Prices: Lunch $4.50 to $5.50, buffet $6.25. Dinner appetizers and soups $1 to $5.25, entrees $5.50 to $18.95.
Credit Cards: All major credit cards accepted. Nonsmoking areas available.
I had planned to check out Hunan Pavilion when it opened four years ago, but somehow I never did. Well, this is a case of better late than never, because Hunan Pavilion is a neighborhood Chinese restaurant worth visiting.
Not only does it have the usual array of Hunan, Szechuan and Beijing styles, which are generally well prepared with some distinctive sauces, but there are also about 30 Northern Mandarin dishes to give your Chinese dining experience an added dimension.
The setting for all of this is an airy, attractive, medium-sized room with a mirrored wall, a bank of colorful silk flowers, and carved wooden chairs with red brocade seat cushions placed around maroon and pink clothed tables.
An order of Peking duck, priced here at a below-average $17.95, makes a good starter for three or four diners to share. Pieces of moist, rich duck meat and fairly crisp skin arrive on a platter and are expertly rolled by the staff into the soft crepes with scallions and plum sauce.
There are some decent choices from the regular appetizer list as well. The spring rolls had a flavorful, shredded vegetable stuffing with a little meat, and the teriyaki beef strips, threaded on bamboo skewers, arrived tasty and tender accompanied by a small sterno fire pot to finish off the cooking process.

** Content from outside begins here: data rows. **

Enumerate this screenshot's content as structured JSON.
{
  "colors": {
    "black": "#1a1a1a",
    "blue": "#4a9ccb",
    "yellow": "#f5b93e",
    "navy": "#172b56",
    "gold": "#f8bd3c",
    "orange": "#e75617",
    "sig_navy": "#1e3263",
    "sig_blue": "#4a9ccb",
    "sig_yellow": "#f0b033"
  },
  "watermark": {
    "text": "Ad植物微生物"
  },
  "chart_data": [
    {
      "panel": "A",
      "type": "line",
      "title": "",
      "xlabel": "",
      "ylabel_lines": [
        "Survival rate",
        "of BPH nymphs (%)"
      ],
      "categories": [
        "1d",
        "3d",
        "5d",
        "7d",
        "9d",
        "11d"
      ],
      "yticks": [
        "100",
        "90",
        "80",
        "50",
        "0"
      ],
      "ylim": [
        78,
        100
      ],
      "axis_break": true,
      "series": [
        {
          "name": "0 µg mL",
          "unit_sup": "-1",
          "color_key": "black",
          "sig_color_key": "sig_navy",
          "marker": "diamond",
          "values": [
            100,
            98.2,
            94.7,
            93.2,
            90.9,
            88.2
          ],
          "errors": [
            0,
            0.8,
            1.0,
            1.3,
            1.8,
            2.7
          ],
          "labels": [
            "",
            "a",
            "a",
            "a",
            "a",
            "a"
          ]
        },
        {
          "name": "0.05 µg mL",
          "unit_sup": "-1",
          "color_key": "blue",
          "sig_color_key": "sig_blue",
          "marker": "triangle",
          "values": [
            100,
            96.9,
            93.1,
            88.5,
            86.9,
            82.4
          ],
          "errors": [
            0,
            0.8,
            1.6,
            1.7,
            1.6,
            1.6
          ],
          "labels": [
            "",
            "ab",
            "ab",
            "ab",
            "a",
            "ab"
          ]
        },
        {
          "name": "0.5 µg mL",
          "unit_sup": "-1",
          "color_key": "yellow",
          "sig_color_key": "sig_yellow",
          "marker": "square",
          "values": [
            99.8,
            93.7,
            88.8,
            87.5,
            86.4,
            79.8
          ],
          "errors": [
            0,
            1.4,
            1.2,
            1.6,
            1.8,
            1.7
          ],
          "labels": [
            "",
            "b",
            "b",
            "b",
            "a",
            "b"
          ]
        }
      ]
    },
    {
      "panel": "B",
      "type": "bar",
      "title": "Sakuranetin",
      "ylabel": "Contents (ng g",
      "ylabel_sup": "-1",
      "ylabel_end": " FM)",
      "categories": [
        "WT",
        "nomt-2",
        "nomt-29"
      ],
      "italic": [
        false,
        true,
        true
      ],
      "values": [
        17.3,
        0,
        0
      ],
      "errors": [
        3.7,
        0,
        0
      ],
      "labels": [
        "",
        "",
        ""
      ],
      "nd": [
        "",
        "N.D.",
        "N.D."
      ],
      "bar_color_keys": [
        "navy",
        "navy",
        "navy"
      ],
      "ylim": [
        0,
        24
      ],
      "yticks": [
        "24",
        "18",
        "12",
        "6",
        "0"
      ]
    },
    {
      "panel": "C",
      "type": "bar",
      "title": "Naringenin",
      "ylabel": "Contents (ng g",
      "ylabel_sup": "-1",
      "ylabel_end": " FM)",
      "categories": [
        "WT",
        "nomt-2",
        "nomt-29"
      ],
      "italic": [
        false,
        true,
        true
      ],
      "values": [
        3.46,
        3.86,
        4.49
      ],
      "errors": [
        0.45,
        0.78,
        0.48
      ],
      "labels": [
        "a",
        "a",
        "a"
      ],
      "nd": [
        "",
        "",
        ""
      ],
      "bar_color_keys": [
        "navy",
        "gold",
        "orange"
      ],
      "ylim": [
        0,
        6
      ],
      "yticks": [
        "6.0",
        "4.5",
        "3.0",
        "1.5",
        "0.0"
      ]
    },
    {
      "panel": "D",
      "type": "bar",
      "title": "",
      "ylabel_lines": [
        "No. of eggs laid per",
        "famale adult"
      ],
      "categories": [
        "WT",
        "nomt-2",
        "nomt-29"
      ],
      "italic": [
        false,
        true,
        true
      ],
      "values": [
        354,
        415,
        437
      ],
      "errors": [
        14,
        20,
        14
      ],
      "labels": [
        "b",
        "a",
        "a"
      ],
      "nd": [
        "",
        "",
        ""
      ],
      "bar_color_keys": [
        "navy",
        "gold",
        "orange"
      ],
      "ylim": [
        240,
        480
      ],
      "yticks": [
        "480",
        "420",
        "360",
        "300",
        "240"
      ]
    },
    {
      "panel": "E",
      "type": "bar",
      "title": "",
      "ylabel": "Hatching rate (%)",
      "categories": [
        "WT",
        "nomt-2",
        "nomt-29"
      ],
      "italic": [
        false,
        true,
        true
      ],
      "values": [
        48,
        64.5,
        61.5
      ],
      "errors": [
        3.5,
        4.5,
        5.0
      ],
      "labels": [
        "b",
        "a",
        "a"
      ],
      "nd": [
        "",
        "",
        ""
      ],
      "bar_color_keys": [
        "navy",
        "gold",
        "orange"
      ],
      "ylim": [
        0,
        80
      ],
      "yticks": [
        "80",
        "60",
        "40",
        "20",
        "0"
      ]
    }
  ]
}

The steamed dumplings (six for $3.50) boasted a good, gingery ground pork filling in pleasantly chewy wrappers.
As for the soups, neither the timid hot and sour nor the ketchup-enhanced house special was very compelling.
But if you flip to the back of the menu you'll find a delicious Northern Mandarin-style soup, described as "combination noodle" ($6.25), that seems to be a favorite with many diners here. The earthy chicken stock chock-full of wheat noodles is bolstered with hot pepper oil and garnished with baby shrimp, pork, mushrooms, and carrots. This is intended to be a main course although it can be shared (and the degree of spiciness can be adjusted upon request).
A frequent weekend special that I'd recommend is a whole pompano ($12.95) bathed in a hot chili sauce (it also comes in a non-spicy version with ginger and scallions). The fish is quite delicate in flavor so the sauce is best used judiciously.
Some other dishes worthy of consideration: rainbow scallops ($9.50) with a delightful brown sauce that adds more depth than the customary white variety; a skillful rendition of General Tso's crisp chicken nuggets ($9.50) enhanced by a sweet/sour glaze; and the Hunan Pavilion lamb with scallions ($8.95) that was fine except for the generous number of whole black peppercorns.
The complimentary mini-sherbet topped with a fortune cookie makes a pleasant finish.
In addition to the food, Hunan Pavilion offers an attractive dining spot with a personable, professional staff. Don't wait as long as I did to try it.